Epik could provide compelling domain monetization strategy — and may spur more direct navigation.
When Rob Monster announced he was closing his venture capital shop, he wrote that he was working on a new company that could change domaining:
We are building a Web 3.0 platform that will be among the first to drive a network effect across domain properties, in part enabled by single sign-on, portable identity, portable reputation, and user-aware content management. Domainers have a huge opportunity to define the future of the web, much in the way a new city gets planned from the ground up. In essence, that is what Epik is about.

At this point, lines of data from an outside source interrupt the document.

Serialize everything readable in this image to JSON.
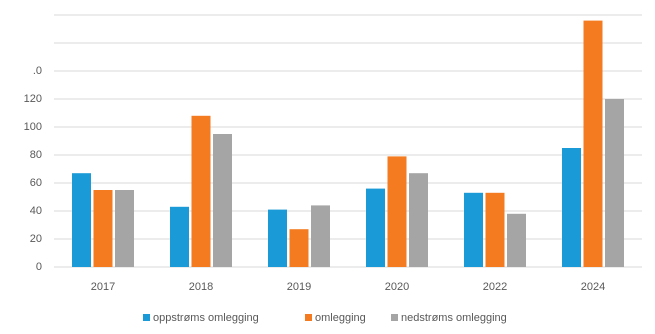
{
  "chart_data": {
    "type": "bar",
    "categories": [
      "2017",
      "2018",
      "2019",
      "2020",
      "2022",
      "2024"
    ],
    "series": [
      {
        "name": "oppstrøms omlegging",
        "color": "#1a9ad6",
        "values": [
          67,
          43,
          41,
          56,
          53,
          85
        ]
      },
      {
        "name": "omlegging",
        "color": "#f47b20",
        "values": [
          55,
          108,
          27,
          79,
          53,
          176
        ]
      },
      {
        "name": "nedstrøms omlegging",
        "color": "#a5a5a5",
        "values": [
          55,
          95,
          44,
          67,
          38,
          120
        ]
      }
    ],
    "ylim": [
      0,
      180
    ],
    "yticks": [
      0,
      20,
      40,
      60,
      80,
      100,
      120,
      {
        "value": 140,
        "label": ".0"
      },
      {
        "value": 160,
        "label": null
      },
      {
        "value": 180,
        "label": null
      }
    ],
    "grid": true,
    "legend": "bottom"
  }
}
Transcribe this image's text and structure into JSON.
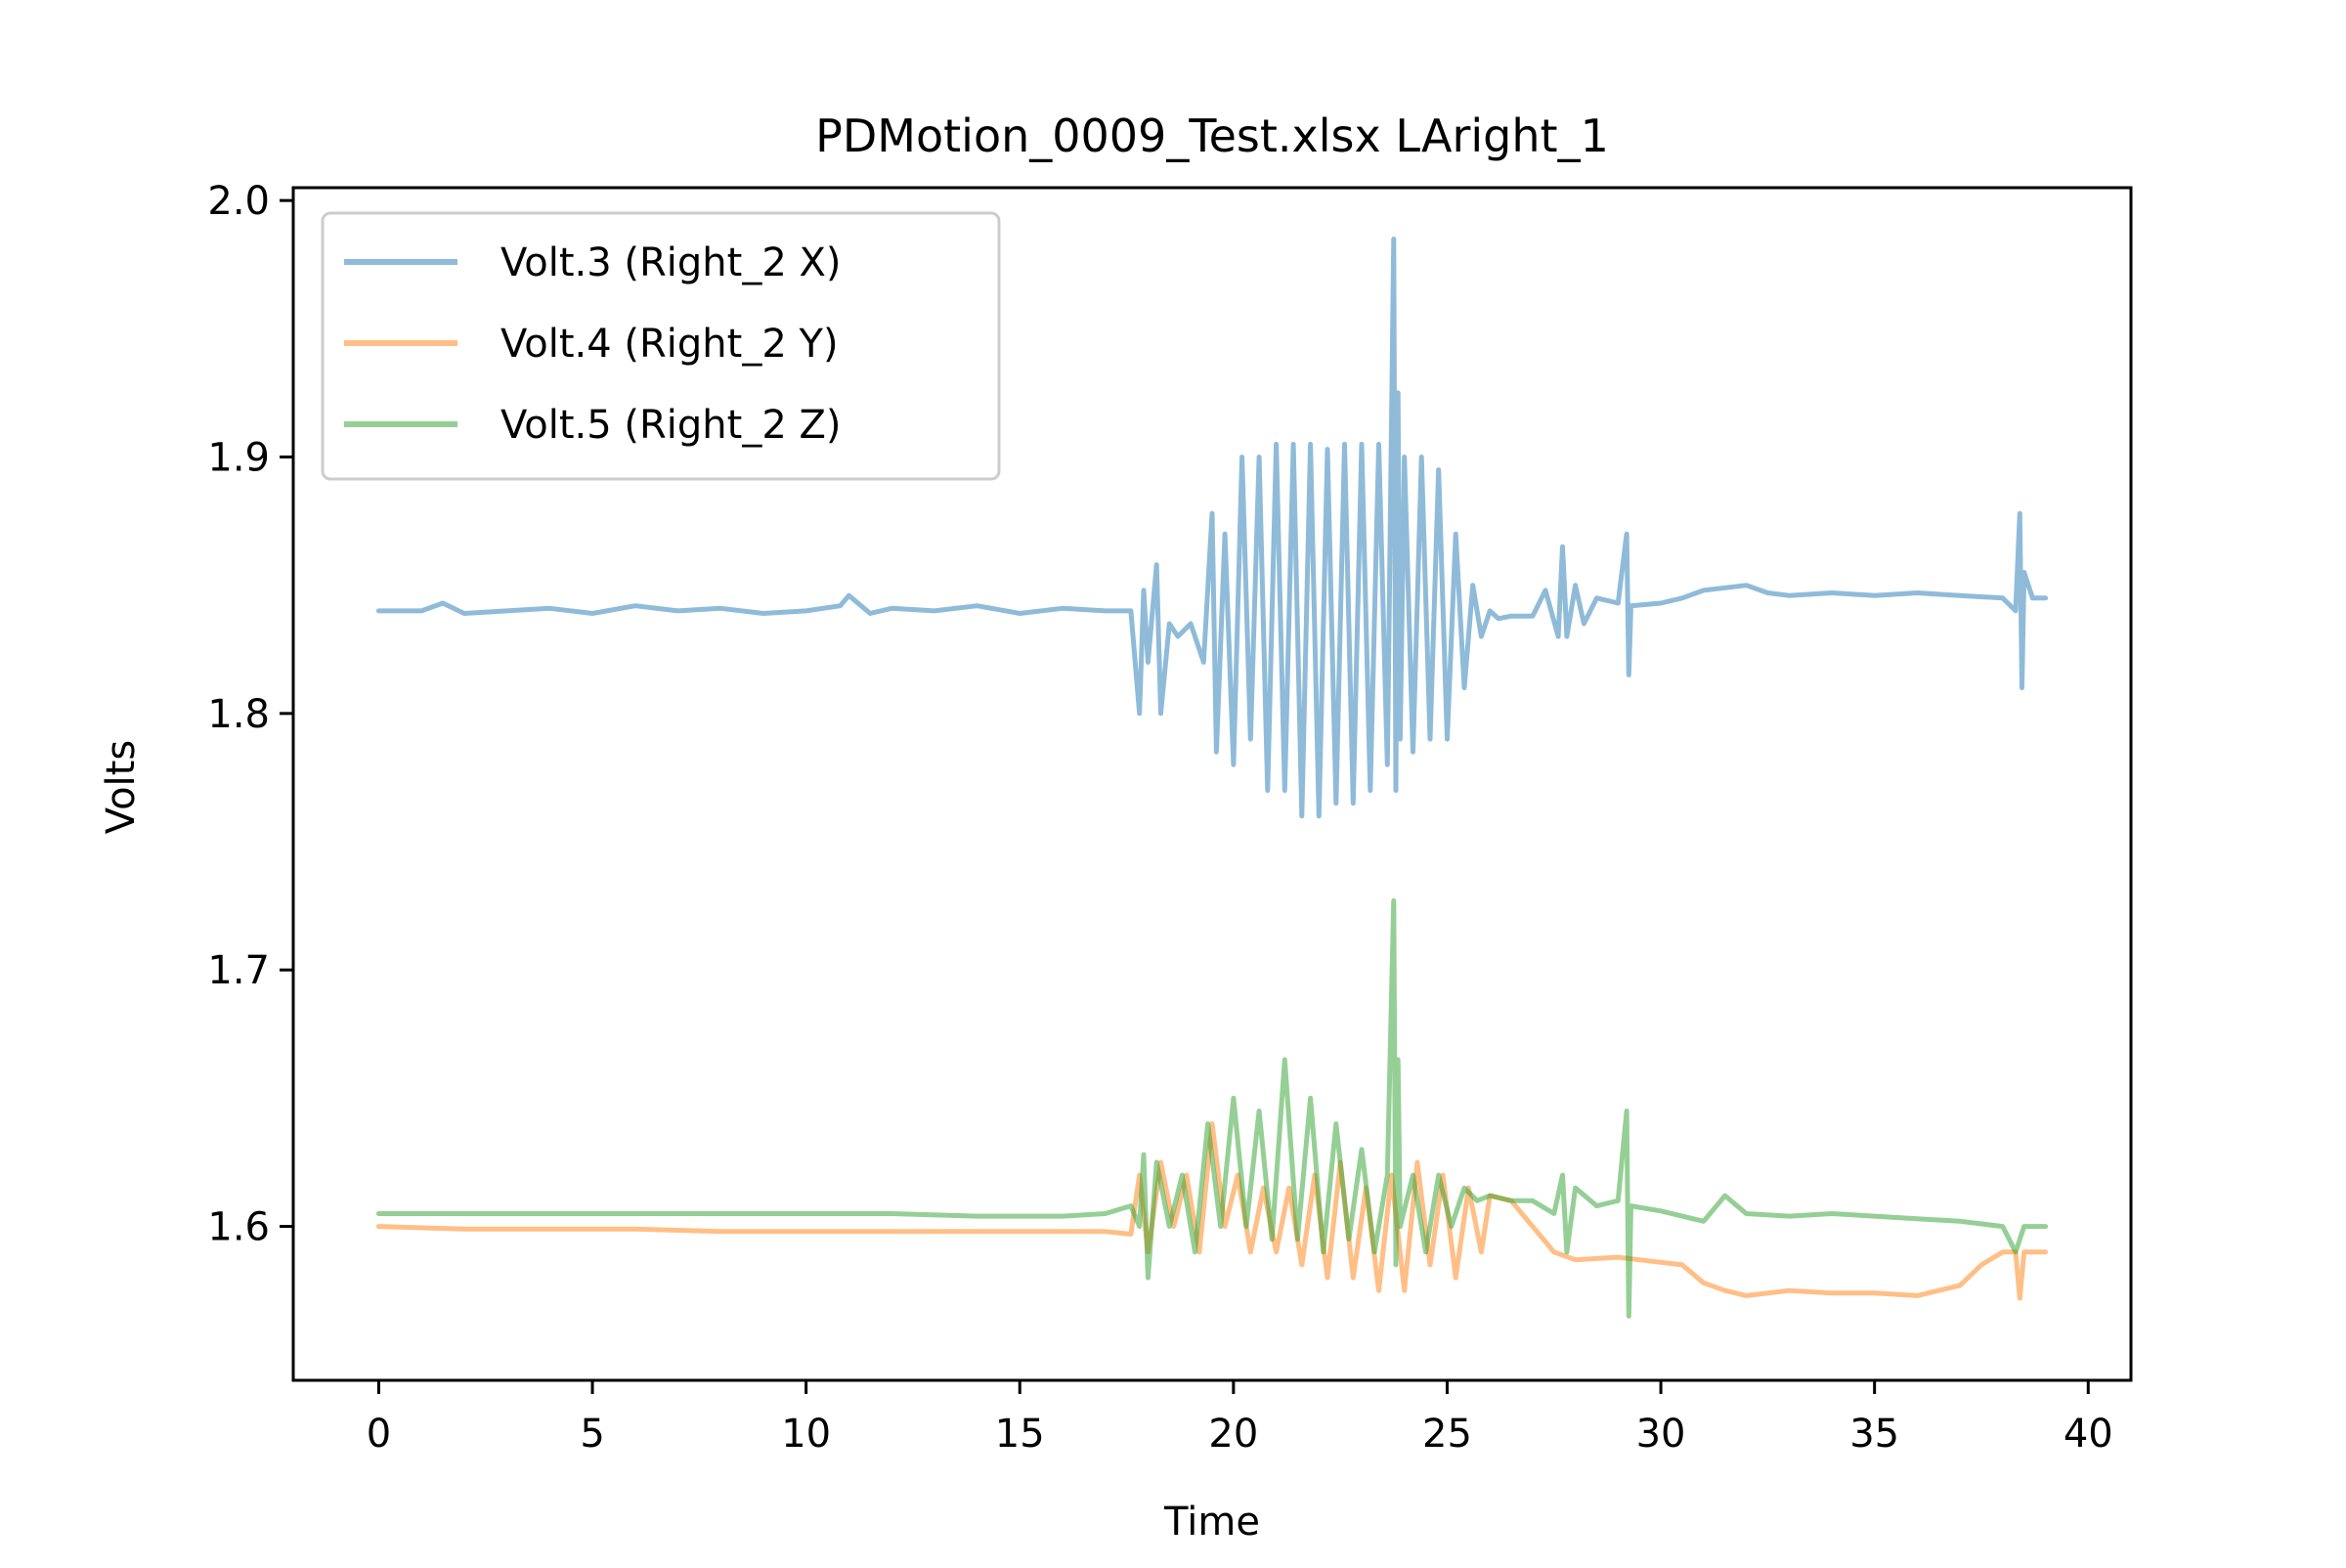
{
  "chart_data": {
    "type": "line",
    "title": "PDMotion_0009_Test.xlsx LAright_1",
    "xlabel": "Time",
    "ylabel": "Volts",
    "xlim": [
      -2,
      41
    ],
    "ylim": [
      1.54,
      2.005
    ],
    "xticks": [
      0,
      5,
      10,
      15,
      20,
      25,
      30,
      35,
      40
    ],
    "yticks": [
      1.6,
      1.7,
      1.8,
      1.9,
      2.0
    ],
    "ytick_labels": [
      "1.6",
      "1.7",
      "1.8",
      "1.9",
      "2.0"
    ],
    "legend_position": "upper-left",
    "grid": false,
    "series": [
      {
        "name": "Volt.3 (Right_2 X)",
        "color": "#1f77b4",
        "alpha": 0.5,
        "x": [
          0,
          1,
          1.5,
          2,
          3,
          4,
          5,
          6,
          7,
          8,
          9,
          10,
          10.8,
          11,
          11.5,
          12,
          13,
          14,
          15,
          16,
          17,
          17.6,
          17.8,
          17.9,
          18.0,
          18.2,
          18.3,
          18.5,
          18.7,
          19.0,
          19.3,
          19.5,
          19.6,
          19.8,
          20.0,
          20.2,
          20.4,
          20.6,
          20.8,
          21.0,
          21.2,
          21.4,
          21.6,
          21.8,
          22.0,
          22.2,
          22.4,
          22.6,
          22.8,
          23.0,
          23.2,
          23.4,
          23.6,
          23.75,
          23.8,
          23.85,
          23.9,
          24.0,
          24.2,
          24.4,
          24.6,
          24.8,
          25.0,
          25.2,
          25.4,
          25.6,
          25.8,
          26.0,
          26.2,
          26.5,
          27.0,
          27.3,
          27.6,
          27.7,
          27.8,
          28.0,
          28.2,
          28.5,
          29.0,
          29.2,
          29.25,
          29.3,
          30.0,
          30.5,
          31.0,
          31.5,
          32.0,
          32.5,
          33.0,
          34.0,
          35.0,
          36.0,
          37.0,
          38.0,
          38.3,
          38.4,
          38.45,
          38.5,
          38.7,
          39.0
        ],
        "y": [
          1.84,
          1.84,
          1.843,
          1.839,
          1.84,
          1.841,
          1.839,
          1.842,
          1.84,
          1.841,
          1.839,
          1.84,
          1.842,
          1.846,
          1.839,
          1.841,
          1.84,
          1.842,
          1.839,
          1.841,
          1.84,
          1.84,
          1.8,
          1.848,
          1.82,
          1.858,
          1.8,
          1.835,
          1.83,
          1.835,
          1.82,
          1.878,
          1.785,
          1.87,
          1.78,
          1.9,
          1.79,
          1.9,
          1.77,
          1.905,
          1.77,
          1.905,
          1.76,
          1.905,
          1.76,
          1.903,
          1.765,
          1.905,
          1.765,
          1.905,
          1.77,
          1.905,
          1.78,
          1.985,
          1.77,
          1.925,
          1.79,
          1.9,
          1.785,
          1.9,
          1.79,
          1.895,
          1.79,
          1.87,
          1.81,
          1.85,
          1.83,
          1.84,
          1.837,
          1.838,
          1.838,
          1.848,
          1.83,
          1.865,
          1.83,
          1.85,
          1.835,
          1.845,
          1.843,
          1.87,
          1.815,
          1.842,
          1.843,
          1.845,
          1.848,
          1.849,
          1.85,
          1.847,
          1.846,
          1.847,
          1.846,
          1.847,
          1.846,
          1.845,
          1.84,
          1.878,
          1.81,
          1.855,
          1.845,
          1.845
        ]
      },
      {
        "name": "Volt.4 (Right_2 Y)",
        "color": "#ff7f0e",
        "alpha": 0.5,
        "x": [
          0,
          2,
          4,
          6,
          8,
          10,
          12,
          14,
          16,
          17,
          17.6,
          17.8,
          18.0,
          18.3,
          18.6,
          18.9,
          19.2,
          19.5,
          19.8,
          20.1,
          20.4,
          20.7,
          21.0,
          21.3,
          21.6,
          21.9,
          22.2,
          22.5,
          22.8,
          23.1,
          23.4,
          23.7,
          24.0,
          24.3,
          24.6,
          24.9,
          25.2,
          25.5,
          25.8,
          26.0,
          26.5,
          27.0,
          27.5,
          28.0,
          29.0,
          30.0,
          30.5,
          31.0,
          31.5,
          32.0,
          32.5,
          33.0,
          34.0,
          35.0,
          36.0,
          36.5,
          37.0,
          37.5,
          38.0,
          38.3,
          38.4,
          38.5,
          39.0
        ],
        "y": [
          1.6,
          1.599,
          1.599,
          1.599,
          1.598,
          1.598,
          1.598,
          1.598,
          1.598,
          1.598,
          1.597,
          1.62,
          1.59,
          1.625,
          1.6,
          1.62,
          1.59,
          1.64,
          1.6,
          1.62,
          1.59,
          1.615,
          1.59,
          1.615,
          1.585,
          1.62,
          1.58,
          1.625,
          1.58,
          1.615,
          1.575,
          1.62,
          1.575,
          1.625,
          1.585,
          1.62,
          1.58,
          1.615,
          1.59,
          1.612,
          1.61,
          1.6,
          1.59,
          1.587,
          1.588,
          1.586,
          1.585,
          1.578,
          1.575,
          1.573,
          1.574,
          1.575,
          1.574,
          1.574,
          1.573,
          1.575,
          1.577,
          1.585,
          1.59,
          1.59,
          1.572,
          1.59,
          1.59
        ]
      },
      {
        "name": "Volt.5 (Right_2 Z)",
        "color": "#2ca02c",
        "alpha": 0.5,
        "x": [
          0,
          2,
          4,
          6,
          8,
          10,
          12,
          14,
          16,
          17,
          17.6,
          17.8,
          17.9,
          18.0,
          18.2,
          18.5,
          18.8,
          19.1,
          19.4,
          19.7,
          20.0,
          20.3,
          20.6,
          20.9,
          21.2,
          21.5,
          21.8,
          22.1,
          22.4,
          22.7,
          23.0,
          23.3,
          23.6,
          23.75,
          23.8,
          23.85,
          23.9,
          24.2,
          24.5,
          24.8,
          25.1,
          25.4,
          25.7,
          26.0,
          26.5,
          27.0,
          27.5,
          27.7,
          27.8,
          28.0,
          28.5,
          29.0,
          29.2,
          29.25,
          29.3,
          30.0,
          31.0,
          31.5,
          32.0,
          33.0,
          34.0,
          35.0,
          36.0,
          37.0,
          38.0,
          38.3,
          38.5,
          39.0
        ],
        "y": [
          1.605,
          1.605,
          1.605,
          1.605,
          1.605,
          1.605,
          1.605,
          1.604,
          1.604,
          1.605,
          1.608,
          1.6,
          1.628,
          1.58,
          1.625,
          1.6,
          1.62,
          1.59,
          1.64,
          1.6,
          1.65,
          1.6,
          1.645,
          1.595,
          1.665,
          1.595,
          1.65,
          1.59,
          1.64,
          1.595,
          1.63,
          1.59,
          1.62,
          1.727,
          1.585,
          1.665,
          1.6,
          1.62,
          1.59,
          1.62,
          1.6,
          1.615,
          1.61,
          1.612,
          1.61,
          1.61,
          1.605,
          1.62,
          1.59,
          1.615,
          1.608,
          1.61,
          1.645,
          1.565,
          1.608,
          1.606,
          1.602,
          1.612,
          1.605,
          1.604,
          1.605,
          1.604,
          1.603,
          1.602,
          1.6,
          1.59,
          1.6,
          1.6
        ]
      }
    ]
  }
}
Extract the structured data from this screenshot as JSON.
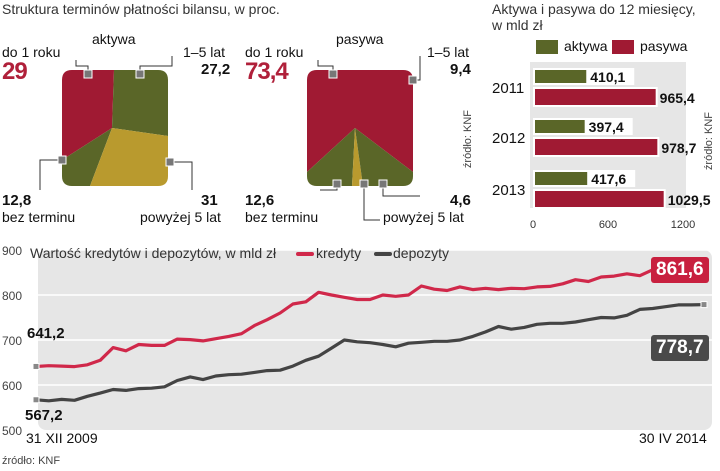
{
  "colors": {
    "red": "#a01a33",
    "green": "#5a6628",
    "gold": "#b99a2e",
    "grey": "#e6e6e6",
    "credit": "#d0284a",
    "deposit": "#444444"
  },
  "structure": {
    "title": "Struktura terminów płatności bilansu, w proc.",
    "assets": {
      "heading": "aktywa",
      "up_to_1y": {
        "label": "do 1 roku",
        "value": "29"
      },
      "y1_5": {
        "label": "1–5 lat",
        "value": "27,2"
      },
      "no_term": {
        "label": "bez terminu",
        "value": "12,8"
      },
      "over_5y": {
        "label": "powyżej 5 lat",
        "value": "31"
      }
    },
    "liabilities": {
      "heading": "pasywa",
      "up_to_1y": {
        "label": "do 1 roku",
        "value": "73,4"
      },
      "y1_5": {
        "label": "1–5 lat",
        "value": "9,4"
      },
      "no_term": {
        "label": "bez terminu",
        "value": "12,6"
      },
      "over_5y": {
        "label": "powyżej 5 lat",
        "value": "4,6"
      }
    },
    "source": "źródło: KNF"
  },
  "bars": {
    "title_line1": "Aktywa i pasywa do 12 miesięcy,",
    "title_line2": "w mld zł",
    "legend": [
      "aktywa",
      "pasywa"
    ],
    "source": "źródło: KNF"
  },
  "line": {
    "title": "Wartość kredytów i depozytów, w mld zł",
    "legend": [
      "kredyty",
      "depozyty"
    ],
    "start_label": "31 XII 2009",
    "end_label": "30 IV 2014",
    "source": "źródło: KNF",
    "credit_start": "641,2",
    "credit_end": "861,6",
    "deposit_start": "567,2",
    "deposit_end": "778,7"
  },
  "chart_data": [
    {
      "type": "pie",
      "title": "aktywa",
      "categories": [
        "do 1 roku",
        "1–5 lat",
        "bez terminu",
        "powyżej 5 lat"
      ],
      "values": [
        29,
        27.2,
        12.8,
        31
      ]
    },
    {
      "type": "pie",
      "title": "pasywa",
      "categories": [
        "do 1 roku",
        "1–5 lat",
        "bez terminu",
        "powyżej 5 lat"
      ],
      "values": [
        73.4,
        9.4,
        12.6,
        4.6
      ]
    },
    {
      "type": "bar",
      "categories": [
        "2011",
        "2012",
        "2013"
      ],
      "series": [
        {
          "name": "aktywa",
          "values": [
            410.1,
            397.4,
            417.6
          ],
          "labels": [
            "410,1",
            "397,4",
            "417,6"
          ]
        },
        {
          "name": "pasywa",
          "values": [
            965.4,
            978.7,
            1029.5
          ],
          "labels": [
            "965,4",
            "978,7",
            "1029,5"
          ]
        }
      ],
      "xticks": [
        0,
        600,
        1200
      ],
      "xlim": [
        0,
        1200
      ]
    },
    {
      "type": "line",
      "ylim": [
        500,
        900
      ],
      "yticks": [
        500,
        600,
        700,
        800,
        900
      ],
      "series": [
        {
          "name": "kredyty",
          "values": [
            641.2,
            643,
            642,
            641,
            645,
            655,
            683,
            676,
            690,
            688,
            688,
            702,
            701,
            698,
            703,
            708,
            714,
            732,
            745,
            760,
            780,
            785,
            806,
            800,
            795,
            790,
            790,
            800,
            797,
            800,
            820,
            813,
            810,
            818,
            812,
            815,
            812,
            815,
            814,
            818,
            819,
            825,
            834,
            830,
            840,
            842,
            847,
            843,
            856,
            845,
            855,
            855,
            861.6
          ]
        },
        {
          "name": "depozyty",
          "values": [
            567.2,
            565,
            568,
            566,
            575,
            582,
            590,
            588,
            592,
            593,
            596,
            610,
            618,
            612,
            620,
            623,
            624,
            628,
            632,
            633,
            642,
            655,
            664,
            682,
            700,
            696,
            694,
            690,
            685,
            693,
            695,
            697,
            697,
            700,
            708,
            718,
            730,
            724,
            728,
            735,
            737,
            737,
            740,
            745,
            750,
            749,
            755,
            768,
            770,
            774,
            778,
            778,
            778.7
          ]
        }
      ]
    }
  ]
}
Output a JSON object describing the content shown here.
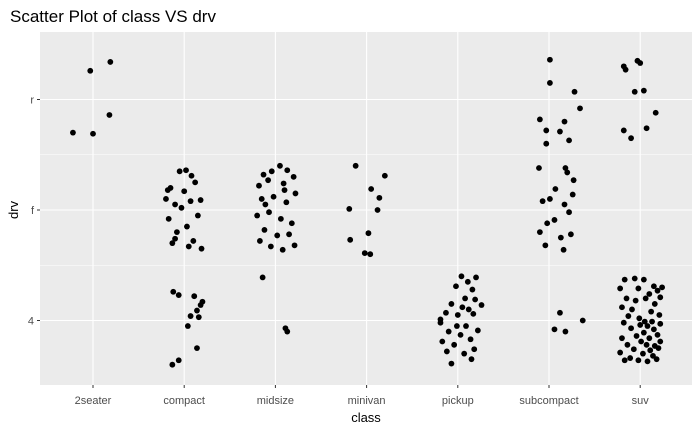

The first iteration of Epik launched last night, and today I sat down with Monster at Domain Roundtable in Washington D.C. to take Epik for a test drive.
Epik enables domainers to build content-based sites in seconds. Utilizing a semantic web ontology of two million people, places, and things, Epik automatically sets up a five page web site on your domains. Epik has an exclusive license (for use on domains) for content from semantic web company Evri.
Epik is based on EVO Media Group’s DevHub technology. Monster was the first investor in EVO Media.
Domain owners can sign up at Epik.com and begin submitting domains. On Friday at 5 pm PDT, registered users who have already submitted domains through the system will get access to a list of all domains that map to Epik’s content nodes. This list will be a treasure trove for domainers, as it includes a list of domains that can be hand registered to quickly create web sites.
If your domains don’t currently match one of Epik’s unique and available nodes, the company will inform you if it becomes available in the future. One example I just created is brookhaven.us.
Monster thinks you’ll be impressed with the existing results, but says Epik will roll out new features quickly that encompass the components he described above.
Beyond just making money for domain owners, Monster says his company could swing the pendulum back to direct navigation. When people who search with direct navigation find what they want, they’re more inclined to use direct navigation in the future.
Monster believes domainers could be the largest beneficiary of the move to the semantic web. Hopefully Epik is the key to get there.